Cohabitation ou affrontement ?
Haïti: Y a-t-il vraiment d'énormes difficultés pour former le gouvernement de Daniel Gérard Rouzier ? Oui et non.
Oui, si le président Michel Martelly et ses principaux conseillers cherchent à diriger sans la participation des groupes parlementaires, notamment le parti INITE, alias Regroupement des parlementaires pour le Renouveau (GPR).
Non, si la sagesse politique et le pragmatisme, alimentés par les normes et les exigences de notre régime semi-parlementaire, semi-présidentiel, guident les décisions de nos nouveaux dirigeants, conscients du primat de la négociation pour inclure les groupes parlementaires dans la composition du cabinet ministériel.
Voila en bref le dilemme terrifiant auquel doit faire face notre fringant chef d'Etat : la cohabitation ou l'affrontement, le consensus ou le blocage, la gouvernabilité ou l'instabilité. Il n'y a pas à en sortir de là. On ne peut pas nier l'importance incontournable du Parlement dans la gestion (bonne ou mauvaise) du pouvoir.
A bien y regarder, la difficulté de gouverner ce pays a toujours été liée en grande partie à la nature tyrannique ou hégémonique des vainqueurs du jour ou des heureux élus. L'exclusion est un mal qui ronge notre société à tous les niveaux. Pourtant, dans un passé pas trop lointain, le président René Préval, en formant en 2006 avec le Premier ministre Jacques Edouard Alexis un gouvernement de coalition dit « gouvernement pluriel», avait donné un bel exemple d'inclusion politique et parlementaire. Mais il y avait malheureusement un hic dans cette formule : l'absence d'un véritable programme de gouvernement patiemment élaboré avec la participation de tous les partis, fondé sur des feuilles de route cohérentes et détaillées en guise d'un pacte de stabilité que le Parlement aurait pour devoir d'évaluer par la suite en toute objectivité.
L'élaboration de ce programme commun de gouvernement aurait pour vertu de prévoir les problèmes d'incohérence et de leadership gouvernemental, les luttes de personnes, les rivalités partisanes susceptibles d'entraîner la paralysie et l'implosion du gouvernement.
Cette lecture sereine et froide de l'après-Préval revêt au fond un caractère certes positif mais exigeant, car Haïti n'est pas un pays apaisé ni stable. Au contraire.

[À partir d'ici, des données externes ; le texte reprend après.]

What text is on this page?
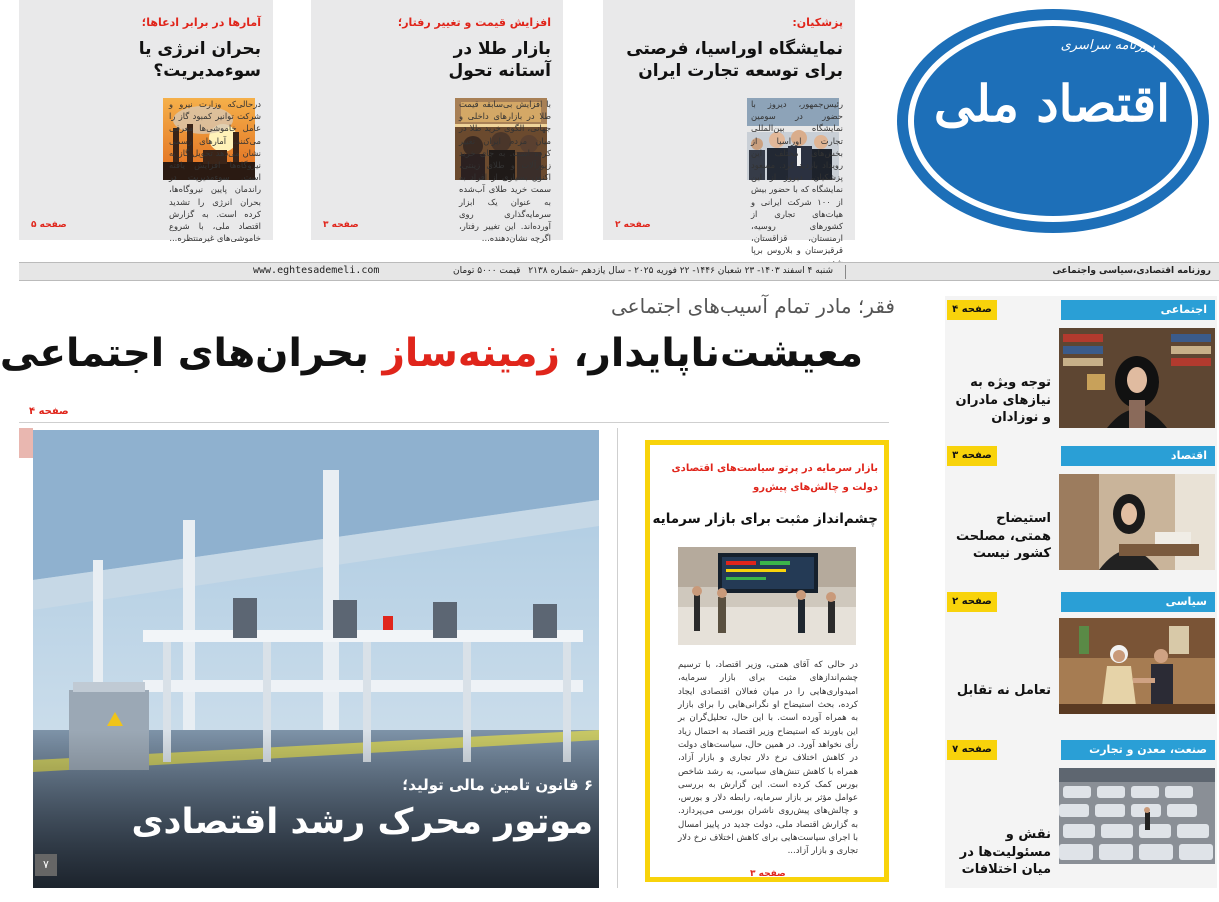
پزشکیان:
نمایشگاه اوراسیا، فرصتی برای توسعه تجارت ایران
رئیس‌جمهور، دیروز با حضور در سومین نمایشگاه بین‌المللی تجارت اوراسیا از بخش‌های مختلف این رویداد بازدید کرد. مسعود پزشکیان، دیروز از این نمایشگاه که با حضور بیش از ۱۰۰ شرکت ایرانی و هیات‌های تجاری از کشورهای روسیه، ارمنستان، قزاقستان، قرقیزستان و بلاروس برپا
صفحه ۲
افزایش قیمت و تغییر رفتار؛
بازار طلا در آستانه تحول
با افزایش بی‌سابقه قیمت طلا در بازارهای داخلی و جهانی، الگوی خرید طلا در میان مردم ایران تغییر کرده است. به جای خرید زیورآلات و طلای زینتی، اکنون بسیاری از افراد به سمت خرید طلای آب‌شده به عنوان یک ابزار سرمایه‌گذاری روی آورده‌اند. این تغییر رفتار، اگرچه نشان‌دهنده...
صفحه ۳
آمارها در برابر ادعاها؛
بحران انرژی یا سوءمدیریت؟
درحالی‌که وزارت نیرو و شرکت توانیر کمبود گاز را عامل خاموشی‌ها معرفی می‌کنند، آمارهای رسمی نشان می‌دهد تحویل گاز به نیروگاه‌ها افزایش یافته است. سوءمدیریت در راندمان پایین نیروگاه‌ها، بحران انرژی را تشدید کرده است. به گزارش اقتصاد ملی، با شروع خاموشی‌های غیرمنتظره...
صفحه ۵
روزنامه سراسری
اقتصاد ملی
روزنامه اقتصادی،سیاسی واجتماعی
شنبه ۴ اسفند ۱۴۰۳- ۲۳ شعبان ۱۴۴۶- ۲۲ فوریه ۲۰۲۵ - سال یازدهم -شماره ۲۱۳۸
قیمت ۵۰۰۰ تومان
www.eghtesademeli.com
فقر؛ مادر تمام آسیب‌های اجتماعی
معیشت‌ناپایدار، زمینه‌ساز بحران‌های اجتماعی
صفحه ۴
۶ قانون تامین مالی تولید؛
موتور محرک رشد اقتصادی
۷
بازار سرمایه در پرتو سیاست‌های اقتصادی دولت و چالش‌های پیش‌رو
چشم‌انداز مثبت برای بازار سرمایه
در حالی که آقای همتی، وزیر اقتصاد، با ترسیم چشم‌اندازهای مثبت برای بازار سرمایه، امیدواری‌هایی را در میان فعالان اقتصادی ایجاد کرده، بحث استیضاح او نگرانی‌هایی را برای بازار به همراه آورده است. با این حال، تحلیل‌گران بر این باورند که استیضاح وزیر اقتصاد به احتمال زیاد رأی نخواهد آورد. در همین حال، سیاست‌های دولت در کاهش اختلاف نرخ دلار تجاری و بازار آزاد، همراه با کاهش تنش‌های سیاسی، به رشد شاخص بورس کمک کرده است. این گزارش به بررسی عوامل مؤثر بر بازار سرمایه، رابطه دلار و بورس، و چالش‌های پیش‌روی ناشران بورسی می‌پردازد. به گزارش اقتصاد ملی، دولت جدید در پاییز امسال با اجرای سیاست‌هایی برای کاهش اختلاف نرخ دلار تجاری و بازار آزاد...
صفحه ۳
اجتماعی
صفحه ۴
توجه ویژه به نیازهای مادران و نوزادان
اقتصاد
صفحه ۳
استیضاح همتی، مصلحت کشور نیست
سیاسی
صفحه ۲
تعامل نه تقابل
صنعت، معدن و تجارت
صفحه ۷
نقش و مسئولیت‌ها در میان اختلافات
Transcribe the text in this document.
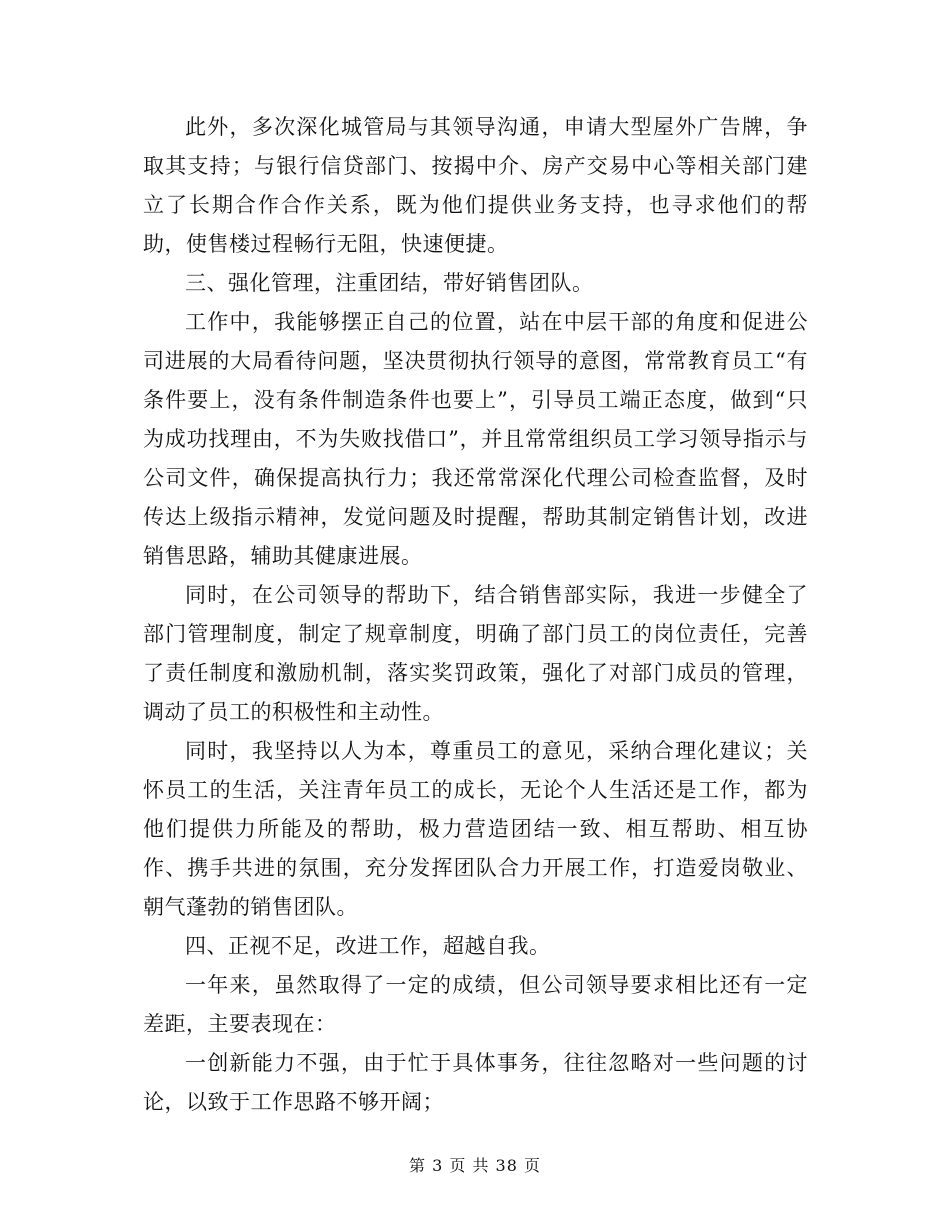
此外，多次深化城管局与其领导沟通，申请大型屋外广告牌，争取其支持；与银行信贷部门、按揭中介、房产交易中心等相关部门建立了长期合作合作关系，既为他们提供业务支持，也寻求他们的帮助，使售楼过程畅行无阻，快速便捷。

三、强化管理，注重团结，带好销售团队。

工作中，我能够摆正自己的位置，站在中层干部的角度和促进公司进展的大局看待问题，坚决贯彻执行领导的意图，常常教育员工“有条件要上，没有条件制造条件也要上”，引导员工端正态度，做到“只为成功找理由，不为失败找借口”，并且常常组织员工学习领导指示与公司文件，确保提高执行力；我还常常深化代理公司检查监督，及时传达上级指示精神，发觉问题及时提醒，帮助其制定销售计划，改进销售思路，辅助其健康进展。

同时，在公司领导的帮助下，结合销售部实际，我进一步健全了部门管理制度，制定了规章制度，明确了部门员工的岗位责任，完善了责任制度和激励机制，落实奖罚政策，强化了对部门成员的管理，调动了员工的积极性和主动性。

同时，我坚持以人为本，尊重员工的意见，采纳合理化建议；关怀员工的生活，关注青年员工的成长，无论个人生活还是工作，都为他们提供力所能及的帮助，极力营造团结一致、相互帮助、相互协作、携手共进的氛围，充分发挥团队合力开展工作，打造爱岗敬业、朝气蓬勃的销售团队。

四、正视不足，改进工作，超越自我。

一年来，虽然取得了一定的成绩，但公司领导要求相比还有一定差距，主要表现在：

一创新能力不强，由于忙于具体事务，往往忽略对一些问题的讨论，以致于工作思路不够开阔；

第 3 页 共 38 页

Les leçons essentielles des élections du 28 novembre 2010 et du 20 avril 2011 exigent de nos nouveaux dirigeants - y compris nos parlementaires- qu'ils fassent preuve de retenue, de réalisme, de grandeur d'âme, de pondération et d'ouverture mais surtout de flexibilité et de courage patriotique pour ne pas nous entraîner, comme par le passé, dans un tourbillon de crises institutionnelles, de malheurs, d'incertitudes.
Pierre-Raymond Dumas
http://www.lenouvelliste.com/article.php?PubID=1&ArticleID=93090&PubDate=2011-05-27
Commentaire
Douter que ces paroles raisonnables trouveront un terrain fertile dans l'esprit de plus d'un membre de ce parlement, c'est tomber dans une généralisation de la mauvaise foi qui n'est pas de mise. Mais il s'y trouvera aussi des individus pour qui "mon intérêt personnel ou l’abîme" sera la devise. Ils sont malheureusement plus nombreux que les pauvres hirondelles de ce parlement qui arriveront difficilement à faire le printemps de cette nouvelle phase politique. Une phase politique d'autant plus délicate qu'on ne sait pas encore ou va ce nouveau président lui-même à qui on ne peut "imputer" aucun plan de gouvernement. Sauf si, évidemment, il se trouve des gens suffisamment fantaisistes pour croire que les millions déjà prévus (compter et dépenser aussi?) sur les appels téléphoniques et sur les transferts tiennent lieu de programme gouvernemental. Ce qui ne serait pas étonnant, compte tenu du niveau de l’analphabétisme en HAITI. Croisons les doigts pour que les mauvaises augures cessent de nous hanter!